Ve dahi hattatlar, bestekârlar, marangozlar, sporcular…
O iklim…
*
Merhum Sinan…
Kayseri’nin Ağırnas Köyü’nde doğuyor…
Asker ocağına gidiyor…
Burada yapı işlerinde görev alıyor…
Büyük ustaların yanında pişiyor…
Osmanlı’nın seferlerine katılıyor…
Bağdat seferinde, Van Gölü‘nün üstünden geçecek üç geminin yapımını başarıyla tamamlayınca, "haseki" unvanına lâyık görülüyor.
Karaboğdan Seferi’nde ordunun Prut Nehri’ni geçmesi için köprü inşa edilmesi gerekiyor.
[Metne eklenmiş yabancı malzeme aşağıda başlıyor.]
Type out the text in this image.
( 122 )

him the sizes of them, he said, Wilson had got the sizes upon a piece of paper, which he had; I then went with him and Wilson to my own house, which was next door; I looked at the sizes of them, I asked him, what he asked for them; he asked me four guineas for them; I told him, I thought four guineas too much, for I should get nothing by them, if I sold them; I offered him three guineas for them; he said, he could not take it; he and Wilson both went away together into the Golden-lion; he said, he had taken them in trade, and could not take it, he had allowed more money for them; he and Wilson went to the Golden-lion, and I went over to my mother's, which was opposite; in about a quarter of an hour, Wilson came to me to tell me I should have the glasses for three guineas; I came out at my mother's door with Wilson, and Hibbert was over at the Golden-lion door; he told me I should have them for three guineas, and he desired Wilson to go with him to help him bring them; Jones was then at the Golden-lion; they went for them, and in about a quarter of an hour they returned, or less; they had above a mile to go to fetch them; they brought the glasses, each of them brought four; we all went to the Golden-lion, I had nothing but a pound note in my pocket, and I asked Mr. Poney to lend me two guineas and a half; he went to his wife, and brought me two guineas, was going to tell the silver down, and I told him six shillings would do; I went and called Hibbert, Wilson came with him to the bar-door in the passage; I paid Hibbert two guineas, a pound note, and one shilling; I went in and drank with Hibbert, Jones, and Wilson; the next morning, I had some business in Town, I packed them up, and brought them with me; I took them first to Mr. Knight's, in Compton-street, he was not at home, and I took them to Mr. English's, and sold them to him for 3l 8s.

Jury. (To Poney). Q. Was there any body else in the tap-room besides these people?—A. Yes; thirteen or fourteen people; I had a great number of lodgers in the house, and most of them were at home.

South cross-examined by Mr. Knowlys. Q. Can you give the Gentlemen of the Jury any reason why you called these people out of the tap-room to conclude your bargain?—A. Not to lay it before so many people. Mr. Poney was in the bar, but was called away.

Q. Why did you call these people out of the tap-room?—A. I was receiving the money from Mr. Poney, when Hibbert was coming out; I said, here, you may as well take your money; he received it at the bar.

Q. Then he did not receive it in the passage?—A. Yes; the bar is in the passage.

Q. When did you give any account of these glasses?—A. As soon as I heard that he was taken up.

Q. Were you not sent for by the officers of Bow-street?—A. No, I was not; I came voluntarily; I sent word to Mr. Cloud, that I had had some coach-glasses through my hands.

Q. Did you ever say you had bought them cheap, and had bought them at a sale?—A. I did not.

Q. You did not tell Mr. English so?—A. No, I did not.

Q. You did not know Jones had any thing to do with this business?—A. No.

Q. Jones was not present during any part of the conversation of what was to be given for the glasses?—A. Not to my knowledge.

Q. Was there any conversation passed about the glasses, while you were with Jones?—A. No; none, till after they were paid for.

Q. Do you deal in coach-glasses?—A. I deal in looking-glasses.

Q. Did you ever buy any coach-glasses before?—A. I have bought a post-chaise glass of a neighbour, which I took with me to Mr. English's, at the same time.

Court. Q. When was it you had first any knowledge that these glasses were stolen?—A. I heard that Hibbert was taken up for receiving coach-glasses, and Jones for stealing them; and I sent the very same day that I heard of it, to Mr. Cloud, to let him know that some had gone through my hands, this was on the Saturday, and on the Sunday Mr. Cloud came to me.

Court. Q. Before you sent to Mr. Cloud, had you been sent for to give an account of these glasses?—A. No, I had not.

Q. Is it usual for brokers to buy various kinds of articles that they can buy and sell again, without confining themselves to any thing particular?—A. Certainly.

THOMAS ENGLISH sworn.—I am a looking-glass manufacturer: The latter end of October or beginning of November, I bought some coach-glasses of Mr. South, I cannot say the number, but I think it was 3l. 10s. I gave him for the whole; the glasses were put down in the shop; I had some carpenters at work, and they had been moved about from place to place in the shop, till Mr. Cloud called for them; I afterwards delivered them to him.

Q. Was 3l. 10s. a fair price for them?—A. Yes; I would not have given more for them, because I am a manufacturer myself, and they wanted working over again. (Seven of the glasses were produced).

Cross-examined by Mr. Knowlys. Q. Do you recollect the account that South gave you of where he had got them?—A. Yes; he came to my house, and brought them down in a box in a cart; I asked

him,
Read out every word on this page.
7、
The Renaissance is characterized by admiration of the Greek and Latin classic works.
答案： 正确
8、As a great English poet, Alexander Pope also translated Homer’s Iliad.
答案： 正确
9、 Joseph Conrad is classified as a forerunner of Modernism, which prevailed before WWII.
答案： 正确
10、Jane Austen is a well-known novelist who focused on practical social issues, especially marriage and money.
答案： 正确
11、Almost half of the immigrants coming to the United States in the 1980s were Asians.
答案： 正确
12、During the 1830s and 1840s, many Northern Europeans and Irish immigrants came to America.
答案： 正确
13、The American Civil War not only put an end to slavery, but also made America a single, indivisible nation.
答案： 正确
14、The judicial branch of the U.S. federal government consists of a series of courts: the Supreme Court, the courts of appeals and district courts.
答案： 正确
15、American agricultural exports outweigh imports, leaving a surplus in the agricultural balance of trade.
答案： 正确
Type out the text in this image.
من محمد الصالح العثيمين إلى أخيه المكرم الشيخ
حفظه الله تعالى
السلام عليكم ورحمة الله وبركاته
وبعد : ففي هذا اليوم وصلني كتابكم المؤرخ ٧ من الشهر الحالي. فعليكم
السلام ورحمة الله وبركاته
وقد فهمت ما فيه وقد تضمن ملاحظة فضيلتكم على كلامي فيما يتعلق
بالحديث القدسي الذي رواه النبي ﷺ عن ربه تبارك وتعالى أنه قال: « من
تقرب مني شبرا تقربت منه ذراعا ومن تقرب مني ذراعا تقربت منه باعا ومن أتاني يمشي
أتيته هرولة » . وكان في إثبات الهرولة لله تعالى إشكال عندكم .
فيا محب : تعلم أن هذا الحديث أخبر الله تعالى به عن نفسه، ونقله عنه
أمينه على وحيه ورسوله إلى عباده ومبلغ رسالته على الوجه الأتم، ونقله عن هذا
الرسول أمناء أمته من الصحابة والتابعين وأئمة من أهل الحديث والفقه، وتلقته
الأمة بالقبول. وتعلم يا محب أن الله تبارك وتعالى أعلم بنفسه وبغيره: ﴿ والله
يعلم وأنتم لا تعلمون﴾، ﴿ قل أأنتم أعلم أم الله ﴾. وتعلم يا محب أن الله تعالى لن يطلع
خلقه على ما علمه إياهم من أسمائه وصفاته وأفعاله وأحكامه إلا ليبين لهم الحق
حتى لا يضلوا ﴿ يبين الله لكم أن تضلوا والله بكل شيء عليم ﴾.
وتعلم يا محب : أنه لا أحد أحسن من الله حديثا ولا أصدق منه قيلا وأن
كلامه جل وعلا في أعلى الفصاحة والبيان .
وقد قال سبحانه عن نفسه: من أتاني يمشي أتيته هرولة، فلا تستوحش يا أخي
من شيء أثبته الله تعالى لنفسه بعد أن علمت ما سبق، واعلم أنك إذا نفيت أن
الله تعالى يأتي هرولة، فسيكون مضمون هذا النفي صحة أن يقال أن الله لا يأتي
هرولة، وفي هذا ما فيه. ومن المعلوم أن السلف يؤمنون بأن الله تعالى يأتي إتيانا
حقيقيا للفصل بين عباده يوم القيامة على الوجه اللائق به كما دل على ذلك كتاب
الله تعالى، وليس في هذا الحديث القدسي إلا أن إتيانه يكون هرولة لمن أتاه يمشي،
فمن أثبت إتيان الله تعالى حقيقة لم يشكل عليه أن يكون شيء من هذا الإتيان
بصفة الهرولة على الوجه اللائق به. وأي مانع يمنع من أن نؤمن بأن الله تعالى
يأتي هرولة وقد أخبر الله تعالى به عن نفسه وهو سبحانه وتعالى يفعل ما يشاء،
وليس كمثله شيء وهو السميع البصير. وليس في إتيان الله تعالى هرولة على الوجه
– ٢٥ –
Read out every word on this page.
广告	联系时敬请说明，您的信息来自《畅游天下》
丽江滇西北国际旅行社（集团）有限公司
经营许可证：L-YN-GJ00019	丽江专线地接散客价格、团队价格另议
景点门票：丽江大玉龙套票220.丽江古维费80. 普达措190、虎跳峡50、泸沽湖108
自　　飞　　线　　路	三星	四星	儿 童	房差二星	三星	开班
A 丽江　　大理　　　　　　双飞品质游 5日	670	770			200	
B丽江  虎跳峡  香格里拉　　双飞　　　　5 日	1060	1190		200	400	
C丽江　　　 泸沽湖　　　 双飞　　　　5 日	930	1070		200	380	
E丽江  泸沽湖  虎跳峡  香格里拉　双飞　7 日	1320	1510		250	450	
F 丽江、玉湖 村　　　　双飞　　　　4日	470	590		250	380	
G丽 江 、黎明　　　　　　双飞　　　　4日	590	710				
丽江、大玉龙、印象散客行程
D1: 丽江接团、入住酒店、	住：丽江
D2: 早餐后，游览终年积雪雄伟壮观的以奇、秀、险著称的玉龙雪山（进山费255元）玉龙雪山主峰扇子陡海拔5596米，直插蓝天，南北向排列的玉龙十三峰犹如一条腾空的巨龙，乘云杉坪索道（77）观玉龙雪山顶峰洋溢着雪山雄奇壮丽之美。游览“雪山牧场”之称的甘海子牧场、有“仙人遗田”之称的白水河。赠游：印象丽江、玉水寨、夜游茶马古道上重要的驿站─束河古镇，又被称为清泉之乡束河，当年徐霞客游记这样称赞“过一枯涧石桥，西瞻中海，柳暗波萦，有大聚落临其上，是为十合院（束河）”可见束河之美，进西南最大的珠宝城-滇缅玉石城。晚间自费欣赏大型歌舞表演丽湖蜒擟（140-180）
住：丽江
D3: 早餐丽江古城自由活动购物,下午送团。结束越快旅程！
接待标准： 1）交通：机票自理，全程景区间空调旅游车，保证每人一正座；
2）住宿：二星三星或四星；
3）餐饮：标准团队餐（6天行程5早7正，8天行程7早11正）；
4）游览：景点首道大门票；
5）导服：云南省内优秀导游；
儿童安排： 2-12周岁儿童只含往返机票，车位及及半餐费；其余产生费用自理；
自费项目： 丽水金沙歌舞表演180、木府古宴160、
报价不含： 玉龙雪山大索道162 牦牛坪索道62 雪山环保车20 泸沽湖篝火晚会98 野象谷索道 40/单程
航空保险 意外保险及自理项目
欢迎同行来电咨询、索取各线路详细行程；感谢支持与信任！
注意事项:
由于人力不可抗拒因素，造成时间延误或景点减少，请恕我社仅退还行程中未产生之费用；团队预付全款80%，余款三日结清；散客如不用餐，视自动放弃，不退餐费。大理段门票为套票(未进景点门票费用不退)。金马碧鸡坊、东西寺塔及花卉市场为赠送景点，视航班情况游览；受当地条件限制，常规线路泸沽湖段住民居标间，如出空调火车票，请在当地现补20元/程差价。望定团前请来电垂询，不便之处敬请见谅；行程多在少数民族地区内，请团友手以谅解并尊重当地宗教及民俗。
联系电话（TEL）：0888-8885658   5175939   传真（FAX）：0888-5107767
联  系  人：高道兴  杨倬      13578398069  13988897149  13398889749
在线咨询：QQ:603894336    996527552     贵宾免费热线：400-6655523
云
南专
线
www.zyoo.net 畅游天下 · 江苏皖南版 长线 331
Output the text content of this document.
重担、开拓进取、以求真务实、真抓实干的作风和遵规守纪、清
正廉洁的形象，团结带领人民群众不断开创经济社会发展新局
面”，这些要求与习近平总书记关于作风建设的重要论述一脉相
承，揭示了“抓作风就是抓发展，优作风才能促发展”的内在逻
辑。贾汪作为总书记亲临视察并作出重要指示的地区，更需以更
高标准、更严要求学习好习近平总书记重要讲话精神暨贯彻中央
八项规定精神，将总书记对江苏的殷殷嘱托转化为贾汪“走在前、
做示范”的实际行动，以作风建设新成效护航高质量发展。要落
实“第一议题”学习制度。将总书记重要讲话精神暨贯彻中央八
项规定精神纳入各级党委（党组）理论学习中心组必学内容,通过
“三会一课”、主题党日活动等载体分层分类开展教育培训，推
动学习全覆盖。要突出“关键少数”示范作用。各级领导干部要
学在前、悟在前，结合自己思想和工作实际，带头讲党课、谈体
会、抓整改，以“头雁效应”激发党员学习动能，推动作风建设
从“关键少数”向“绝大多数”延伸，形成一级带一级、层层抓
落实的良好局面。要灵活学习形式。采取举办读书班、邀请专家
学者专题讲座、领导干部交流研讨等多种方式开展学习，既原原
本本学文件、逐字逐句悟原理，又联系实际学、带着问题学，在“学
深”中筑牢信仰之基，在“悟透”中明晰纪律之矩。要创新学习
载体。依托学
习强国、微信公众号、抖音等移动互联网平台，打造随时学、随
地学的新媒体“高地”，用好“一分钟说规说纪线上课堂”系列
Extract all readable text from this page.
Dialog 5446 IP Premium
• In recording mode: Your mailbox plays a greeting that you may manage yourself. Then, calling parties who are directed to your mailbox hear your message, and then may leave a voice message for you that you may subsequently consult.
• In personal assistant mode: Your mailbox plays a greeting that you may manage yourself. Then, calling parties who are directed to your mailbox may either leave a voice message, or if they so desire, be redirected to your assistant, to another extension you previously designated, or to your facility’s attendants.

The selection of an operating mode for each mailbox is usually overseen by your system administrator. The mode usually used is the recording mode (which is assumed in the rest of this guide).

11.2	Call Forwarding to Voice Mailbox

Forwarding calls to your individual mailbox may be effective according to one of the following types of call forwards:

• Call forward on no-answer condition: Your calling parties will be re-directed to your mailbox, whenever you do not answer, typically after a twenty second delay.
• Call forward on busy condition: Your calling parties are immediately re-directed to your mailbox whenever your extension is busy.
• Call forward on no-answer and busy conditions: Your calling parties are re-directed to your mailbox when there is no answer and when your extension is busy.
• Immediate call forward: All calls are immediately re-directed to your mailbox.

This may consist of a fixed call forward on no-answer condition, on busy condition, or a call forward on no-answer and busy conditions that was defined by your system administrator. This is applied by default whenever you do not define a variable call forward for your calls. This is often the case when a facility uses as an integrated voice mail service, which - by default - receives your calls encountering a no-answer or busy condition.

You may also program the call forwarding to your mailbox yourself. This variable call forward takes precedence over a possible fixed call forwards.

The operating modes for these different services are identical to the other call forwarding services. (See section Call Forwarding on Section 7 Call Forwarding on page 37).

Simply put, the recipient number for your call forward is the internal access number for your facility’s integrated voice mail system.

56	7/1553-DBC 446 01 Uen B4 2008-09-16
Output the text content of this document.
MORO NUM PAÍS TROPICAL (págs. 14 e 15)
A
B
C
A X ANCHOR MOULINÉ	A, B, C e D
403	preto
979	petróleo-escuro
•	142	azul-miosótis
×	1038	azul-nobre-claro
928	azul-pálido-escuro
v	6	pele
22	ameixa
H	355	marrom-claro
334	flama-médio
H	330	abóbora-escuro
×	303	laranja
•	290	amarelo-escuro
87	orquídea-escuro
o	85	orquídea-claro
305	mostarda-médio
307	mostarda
Bataklık bölgede günlerce çalışılıp da köprü yapılamayınca iş, Sinan’a veriliyor…
Merhum o köprüyü kısa sürede yapınca ünleniyor…
Başmimar Acem Ali vefat edince, yerine O geçiyor…
Ve O da kendisinin yerini alacak mimarları yetiştiriyor…
*
Adam yetiştirme meselesi…
İklim…
*
Bu okullarla olur mu?
Bu ortamda olur mu?
Bu öğretmenlerle olur mu?
Bu velilerle olur mu?
Velilerden kaçı veli?
Biz kimiz?
Ya sen kimsin?
Asıl sen kimsin!
*
Şimdilerde bir derdimiz var;
Su tesisatımız bozulsa, tamir edecek usta bulamıyoruz!
Geçen gün içeride kalınca çilingir çağırdık…
Gelen Amca, “Çilingir yetişmiyor artık, çırak yok çırak!” dedi.
*
Sağa bakıyorum, sola bakıyorum…
Bir Teknofest Gençliği çıkıyor karşıma…
Onlara bakıyorum ümitle…
“Nazar değecek” diye ödüm patlıyor!..
Bu sene KKTC’de olacaklar…
Biz de ümitleneceğiz onlara bakarak…
“Belki de 500 sene sonraki torunlarımızın gurur duyacağı eserleri bu çocuklar yapacak!” diyeceğiz…
“Rabbim nazarlardan saklasın.” diye dua edeceğiz.